In June, the Houston Chronicle reported that the male suspects in the alleged rapes were not prosecuted.

Poe said Congress could have hearings on the Jones case and others as early as January. In the letter Conyers and Poe sent Tuesday, they ask the Justice Department whether it can investigate and prosecute crimes by U.S. civilians in Iraq under the Military Extraterritorial Jurisdiction Act.

Jones` family called Poe for help after Jones said she was held against her will in a KBR storage unit following the attack at Camp Hope in Baghdad. Investigators freed Jones after Poe contacted the U.S. State Department.

Jones is one of at least four women who have filed federal lawsuits against KBR and its former parent company Halliburton, both based in Houston, following allegations of rape or s*xual harassment.

According to her lawsuit filed in May, Jones awoke with bruises on her body, blood on her genital area and ruptured breast implants after being drugged the night before.

L. Todd Kelly, Jones` attorney, said a rape kit taken after her attack confirmed DNA samples from a man found in her bed as well as multiple unknown males. Kelly said the rape kit was lost after Army investigators turned it over to KBR officials.
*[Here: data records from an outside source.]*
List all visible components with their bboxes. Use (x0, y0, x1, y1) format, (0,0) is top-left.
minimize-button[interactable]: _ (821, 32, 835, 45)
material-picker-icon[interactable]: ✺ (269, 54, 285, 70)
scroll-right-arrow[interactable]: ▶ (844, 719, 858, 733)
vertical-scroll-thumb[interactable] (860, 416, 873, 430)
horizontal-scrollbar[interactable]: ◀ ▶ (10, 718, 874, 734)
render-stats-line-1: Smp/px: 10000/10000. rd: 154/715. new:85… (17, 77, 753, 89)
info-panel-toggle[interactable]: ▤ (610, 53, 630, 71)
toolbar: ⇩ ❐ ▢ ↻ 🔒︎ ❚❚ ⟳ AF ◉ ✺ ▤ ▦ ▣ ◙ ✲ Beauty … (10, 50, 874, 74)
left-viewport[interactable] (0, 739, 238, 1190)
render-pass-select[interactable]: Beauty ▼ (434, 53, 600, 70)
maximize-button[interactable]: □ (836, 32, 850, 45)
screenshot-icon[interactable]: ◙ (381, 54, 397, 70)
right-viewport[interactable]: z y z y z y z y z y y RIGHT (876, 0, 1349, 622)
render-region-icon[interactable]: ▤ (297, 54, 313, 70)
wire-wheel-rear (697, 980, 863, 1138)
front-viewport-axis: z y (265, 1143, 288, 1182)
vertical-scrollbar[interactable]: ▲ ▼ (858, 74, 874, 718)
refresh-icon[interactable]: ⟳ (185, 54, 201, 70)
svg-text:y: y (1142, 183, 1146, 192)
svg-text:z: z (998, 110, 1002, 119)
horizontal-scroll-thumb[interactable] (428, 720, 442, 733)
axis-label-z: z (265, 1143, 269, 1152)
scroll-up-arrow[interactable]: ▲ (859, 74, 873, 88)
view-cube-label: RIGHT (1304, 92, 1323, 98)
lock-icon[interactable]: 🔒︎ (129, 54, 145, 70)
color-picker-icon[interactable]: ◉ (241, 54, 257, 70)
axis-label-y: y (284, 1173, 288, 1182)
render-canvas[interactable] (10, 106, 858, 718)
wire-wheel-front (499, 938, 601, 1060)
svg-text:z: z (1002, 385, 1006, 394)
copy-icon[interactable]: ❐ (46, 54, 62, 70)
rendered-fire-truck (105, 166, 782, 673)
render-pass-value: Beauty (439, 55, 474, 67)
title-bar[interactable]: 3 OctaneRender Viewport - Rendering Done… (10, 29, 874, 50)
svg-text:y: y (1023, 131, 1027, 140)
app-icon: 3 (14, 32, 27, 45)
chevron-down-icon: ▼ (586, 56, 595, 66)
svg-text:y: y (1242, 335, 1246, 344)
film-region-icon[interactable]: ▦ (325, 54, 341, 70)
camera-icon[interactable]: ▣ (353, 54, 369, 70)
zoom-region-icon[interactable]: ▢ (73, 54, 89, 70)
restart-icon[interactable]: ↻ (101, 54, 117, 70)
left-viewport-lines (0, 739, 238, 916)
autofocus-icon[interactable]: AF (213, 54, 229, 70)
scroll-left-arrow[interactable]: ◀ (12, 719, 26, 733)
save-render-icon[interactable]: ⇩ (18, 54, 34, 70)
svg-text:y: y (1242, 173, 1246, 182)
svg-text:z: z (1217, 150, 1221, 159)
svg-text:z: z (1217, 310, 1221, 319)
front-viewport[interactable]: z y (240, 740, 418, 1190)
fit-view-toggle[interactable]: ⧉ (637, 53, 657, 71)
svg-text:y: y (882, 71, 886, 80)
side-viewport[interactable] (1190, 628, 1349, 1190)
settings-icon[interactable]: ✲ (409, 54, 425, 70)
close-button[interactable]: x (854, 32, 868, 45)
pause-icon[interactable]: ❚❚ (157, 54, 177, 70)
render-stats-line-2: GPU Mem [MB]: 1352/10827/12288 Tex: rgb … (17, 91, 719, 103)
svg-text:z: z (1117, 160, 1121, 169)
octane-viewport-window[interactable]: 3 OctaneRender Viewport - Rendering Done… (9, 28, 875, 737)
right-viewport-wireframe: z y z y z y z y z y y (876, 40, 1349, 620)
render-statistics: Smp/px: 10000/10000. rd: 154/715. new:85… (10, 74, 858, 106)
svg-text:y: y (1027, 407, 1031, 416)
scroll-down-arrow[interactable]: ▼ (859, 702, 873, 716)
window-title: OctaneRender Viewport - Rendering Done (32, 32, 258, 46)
"KBR intends to vigorously defend the allegations raised in each case, which we believe are without merit," KBR spokeswoman Heather Browne said Tuesday in a prepared statement.

Halliburton spokeswoman Cathy Mann said in a prepared statement, "Halliburton is improperly named in this matter and, as such, we expect Halliburton to be dismissed from the action as Halliburton has no responsibility, legal or otherwise, for the actions alleged."

Halliburton and KBR split earlier this year.

KBR lawyers have asked the U.S. District Court for the Southern District of Texas to dismiss the cases so they can be handled through the company`s Employee Dispute Resolution Program. KBR and Halliburton employees sign contracts in which they agree to resolve disputes and claims against the company through an arbitrator.